A BearerX Guide to the Modern LLM Stack

If you have ever typed a prompt into ChatGPT and wondered what is actually happening behind the text box, Andrej Karpathy’s latest comprehensive walkthrough offers one of the clearest technical blueprints yet. Speaking to a general audience but covering production-grade details, Karpathy—a founding member of OpenAI and former Tesla AI director—broke down the entire pipeline of building a modern large language model (LLM) assistant. His central thesis: these systems are not magical oracles, but stochastic, finite computers trained through a three-stage process that mirrors how humans learn. Here is what the transcript reveals about the current state of the art, the “cognitive psychology” of neural networks, and why reinforcement learning (RL) is suddenly the most important frontier in artificial intelligence.

Stage 1: Pre-Training—Compressing the Internet into Billions of Parameters

Every modern LLM begins as a “base model,” and creating one is fundamentally an exercise in massive-scale data compression.

The Dataset. The raw material is the public internet. Karpathy points to FineWeb, a curated dataset from Hugging Face that totals roughly 44 terabytes of disk space and 15 trillion tokens. This is not raw internet sludge; it is aggressively filtered. The pipeline starts with Common Crawl (billions of web pages indexed since 2007) and runs it through layers of filtration: URL blocklists (malware, spam, adult sites), text extraction (stripping HTML markup), language classification (FineWeb is English-heavy), deduplication, and personally identifiable information (PII) removal. The result is a high-diversity, high-quality text corpus.

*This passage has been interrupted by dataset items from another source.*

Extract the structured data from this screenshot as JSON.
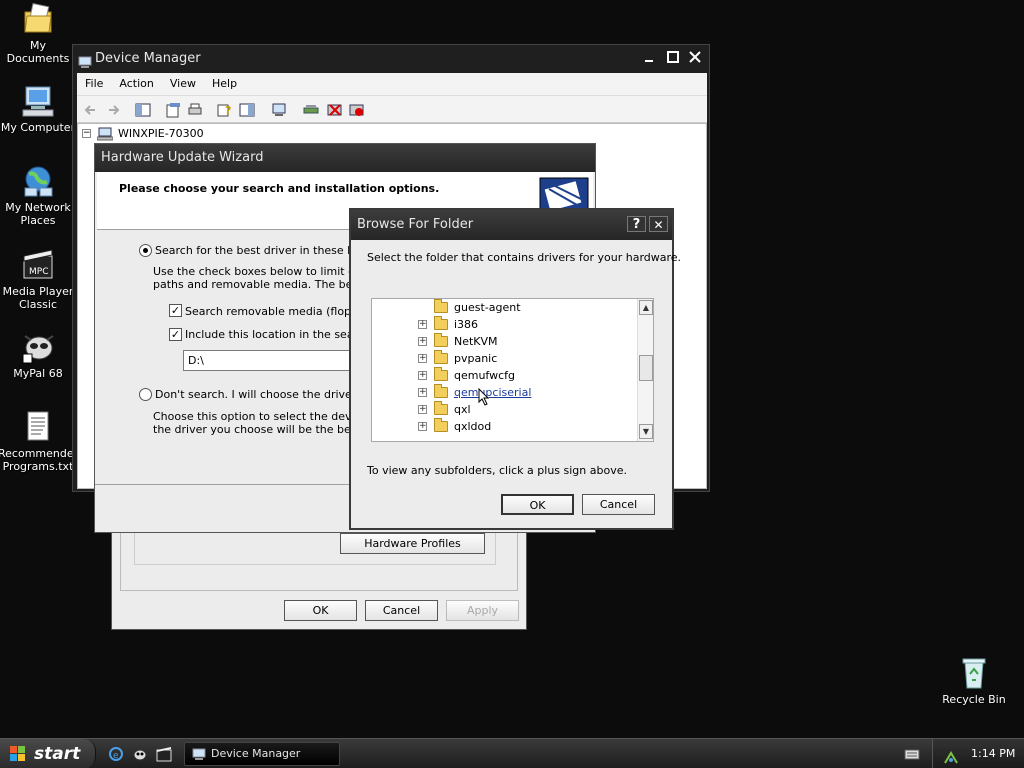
{
  "desktop": {
    "icons": [
      {
        "label": "My Documents"
      },
      {
        "label": "My Computer"
      },
      {
        "label": "My Network Places"
      },
      {
        "label": "Media Player Classic"
      },
      {
        "label": "MyPal 68"
      },
      {
        "label": "Recommended Programs.txt"
      },
      {
        "label": "Recycle Bin"
      }
    ]
  },
  "device_manager": {
    "title": "Device Manager",
    "menu": [
      "File",
      "Action",
      "View",
      "Help"
    ],
    "tree_root": "WINXPIE-70300"
  },
  "properties": {
    "hardware_profiles_label": "Hardware Profiles",
    "ok_label": "OK",
    "cancel_label": "Cancel",
    "apply_label": "Apply"
  },
  "wizard": {
    "title": "Hardware Update Wizard",
    "header": "Please choose your search and installation options.",
    "search_option": "Search for the best driver in these locations.",
    "search_desc_1": "Use the check boxes below to limit or expand the default search, which includes local",
    "search_desc_2": "paths and removable media. The best driver found will be installed.",
    "check_removable": "Search removable media (floppy, CD-ROM...)",
    "check_include": "Include this location in the search:",
    "location_value": "D:\\",
    "dont_search_option": "Don't search. I will choose the driver to install.",
    "dont_desc_1": "Choose this option to select the device driver from a list. Windows does not guarantee that",
    "dont_desc_2": "the driver you choose will be the best match for your hardware."
  },
  "browse": {
    "title": "Browse For Folder",
    "help_label": "?",
    "close_label": "✕",
    "instruction": "Select the folder that contains drivers for your hardware.",
    "folders": [
      {
        "name": "guest-agent",
        "expandable": false,
        "selected": false
      },
      {
        "name": "i386",
        "expandable": true,
        "selected": false
      },
      {
        "name": "NetKVM",
        "expandable": true,
        "selected": false
      },
      {
        "name": "pvpanic",
        "expandable": true,
        "selected": false
      },
      {
        "name": "qemufwcfg",
        "expandable": true,
        "selected": false
      },
      {
        "name": "qemupciserial",
        "expandable": true,
        "selected": true
      },
      {
        "name": "qxl",
        "expandable": true,
        "selected": false
      },
      {
        "name": "qxldod",
        "expandable": true,
        "selected": false
      }
    ],
    "hint": "To view any subfolders, click a plus sign above.",
    "ok_label": "OK",
    "cancel_label": "Cancel"
  },
  "taskbar": {
    "start_label": "start",
    "task_label": "Device Manager",
    "clock": "1:14 PM"
  },
  "colors": {
    "desktop_bg": "#0c0c0c",
    "titlebar": "#2e2e2e",
    "window_face": "#ececec",
    "selection_link": "#1a3b9c",
    "folder_yellow": "#f2cf5c"
  }
}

Tokenization. Before feeding text into a neural network, it must be converted into a finite vocabulary of symbols, or “tokens.” The process begins with raw UTF-8 bytes (256 possible symbols) and applies an algorithm called byte-pair encoding (BPE) to iteratively merge common character sequences into new symbols. GPT-4, for example, uses a vocabulary of 100,277 tokens. This matters because the model sees the world through these chunks; as Karpathy emphasizes, “the models don’t see characters, they see tokens.”

The Neural Network. The architecture is a Transformer—a mathematical expression mixing input tokens with billions of adjustable parameters (or “weights”). During pre-training, the model is fed windows of tokens (historically 1,024 for GPT-2; modern models stretch to hundreds of thousands) and trained to predict the next token in the sequence. Each prediction is compared to the actual next token, and the network’s internal knobs are nudged slightly to improve the probability of the correct answer. Repeat this across trillions of tokens, and the network internalizes the statistical patterns of human language.

Karpathy notes just how rapidly costs have collapsed. He reproduced GPT-2 (1.5 billion parameters, trained on ~100 billion tokens in 2019 for an estimated $40,000) in his open-source lm.c project for roughly $600 in a single day, thanks to better datasets, improved software, and faster GPUs like Nvidia’s H100. Today’s frontier models like Meta’s Llama 3.1 405B (405 billion parameters trained on 15 trillion tokens) are simply scaled-up versions of the same recipe.

The output of this stage is a base model: a lossy, zip-like compression of internet text. It is a powerful autocomplete, but not yet an assistant. Ask it “What is 2+2?” and it may answer correctly, or it may riff on philosophical tangents—it has no concept of questions and answers, only token sequences.

Stage 2: Supervised Fine-Tuning (SFT)—Programming the Assistant by Example

To turn a base model into ChatGPT, providers move to post-training, specifically Supervised Fine-Tuning (SFT).

Here, the internet text dataset is thrown out and replaced by a dataset of conversations: multi-turn dialogues between a human and an ideal assistant. These conversations are written by human labelers hired by companies like OpenAI, who follow extensive labeling instructions (often hundreds of pages) dictating tone, content boundaries, and safety refusals. Modern datasets like UltraChat contain millions of conversations, increasingly generated synthetically by existing LLMs and lightly edited by humans.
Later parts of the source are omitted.